ふと見るとミルクが小屋の中、一番狭苦しい場所に身体を挟んでいる。しばらく見ていても動く気配がない。ミルク、ミルク、どうしたの。読んでみると顔はこちらに向ける。もしかして挟まって出てこれないのだろうか。いや、あそこはそこまで狭い場所ではない。おかしいなぁ。ミルクミルク、どうしたの、何してるの。するとミルクは、ひょろっとその場所から出てきて、鼻をひくひくさせながら私の方に近づいてくる。なんだ、やっぱり挟まってるわけじゃなかったのか、心配したじゃない、何してるの、まったく。私が苦笑いしながら彼女に話しかけると、彼女は何言ってんの、挟まるわけないじゃない、といった顔つきで、後ろ足で立ちながらなおも鼻をひくつかせている。ちょっとだけ、と思い手を出すと、早速手に齧りつく。やめてくれぇ、とうめきながら私が手を引っ込める。
ベランダに出て髪の毛を梳かす。薔薇の樹を見やりながら。蕾だけになったかと思いきや、すっかり忘れていた、小さな小さな桃色の丸い花を咲かせる薔薇が、ちょこねんと二つ花を開かせ始めている。あらごめんなさい、すっかり忘れていた、あなたたちのこと。話しかけながらその花をそっと撫でる。一輪で咲くのではなく、二輪、三輪まとまって咲くこの薔薇は、開きかけた花のその周りに、すでにもう幾つかの蕾をたたえている。そういえば買ってきた液肥は何処においたっけ。私は部屋に戻り、慌てて液肥を袋から取り出す。このプランターには三本、このプランターには四本、順々に挿してゆくと、あっというまに液肥三箱はなくなっていく。その時ひとまわり強い風が吹いて、髪の毛がふわっと風になびく。

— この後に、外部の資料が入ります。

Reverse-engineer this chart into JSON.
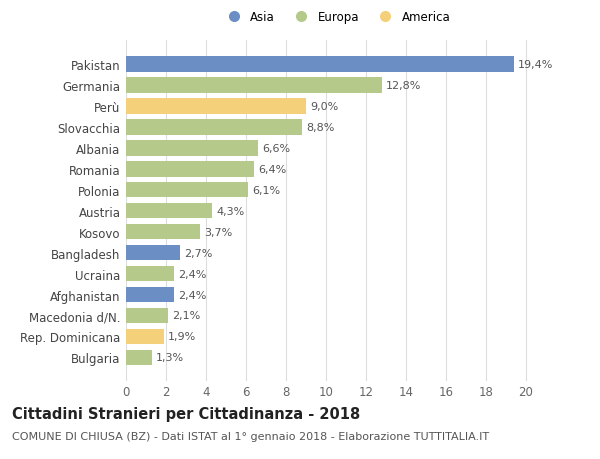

昨日はいつもの娘の塾の復習の後、突如思いついて映画館に走った。ちょうど三千円、お財布に入っていたこともあり、私たちは全力で走った。娘に何も告げず、とある映画を見る。
予備知識は殆どなく、思いつきでその映画を見たのだが、見ている最中、娘は突っ込む突っ込む、自分で突っ込みながら笑い転げる。かと思うと鼻をすする音がしたりもする。あっという間に映画は終わり、私たちは明りがついてから席を立つ。
ねぇママ、主人公の人の名前、あれ、何だっけ、えっと。又兵衛だっけか。そうそう、又兵衛とれん姫だよ。死んじゃうの、ずるいよねー、又兵衛が死ぬなられん姫も追いかけて死んじゃうとかならないのかな。そう来るか、うーん、二人とも死んじゃったら哀しいんじゃないの。あの男の子、自転車で最後転んで骨折したりしないかな。うーん…どうなんだろう、わかんない。
帰り道、自転車に乗りながら、後ろで、又兵衛れん姫又兵衛れん姫と歌う声が響く。多分年齢的に娘にちょうど合ったのだろう。連れて行ってよかった。普段遊ぶ時間など殆ど無い娘なのだから、これくらい楽しみがあっていい。
ようやく昇り始めた月が、私たちを細く長く見つめている。

朝の一仕事が少し早く切り上げられて、私は昨日残した洗い物にとりかかる。娘はココアとミルクの世話をしている。
そうだ、今日は娘の髪を三つ編みに編んでやろう。声をかけて彼女をベランダに立たせる。私と同じくらいの長さの髪を梳き、二つに分け、それをさらに三つに分けてきつめに編んでゆく。そういえば、私は母に、こうして髪を編んでもらった記憶はない。母が結ぶときはいつも、ただ二つに分けて結ぶだけだった。それも小学校に上がるまでで、それからは髪の毛はいつも自分で結った。母も幼い頃から髪が長くて、それは自分で管理するものだったのだろう。私にもそう教えた。私は時折、自分の髪をあれこれ結ったり解いたりしては、新しい髪形を考えたものだった。
娘は、どうもそういうところはないらしい。髪の毛を短く切るのはいやだけれども、あれこれ結び方を楽しむということはない。放っておくといつも後ろひとつ、ひっつめている。同じ子供でも、それぞれなのだなぁ、と、娘の髪の毛を結びながら、私は苦笑する。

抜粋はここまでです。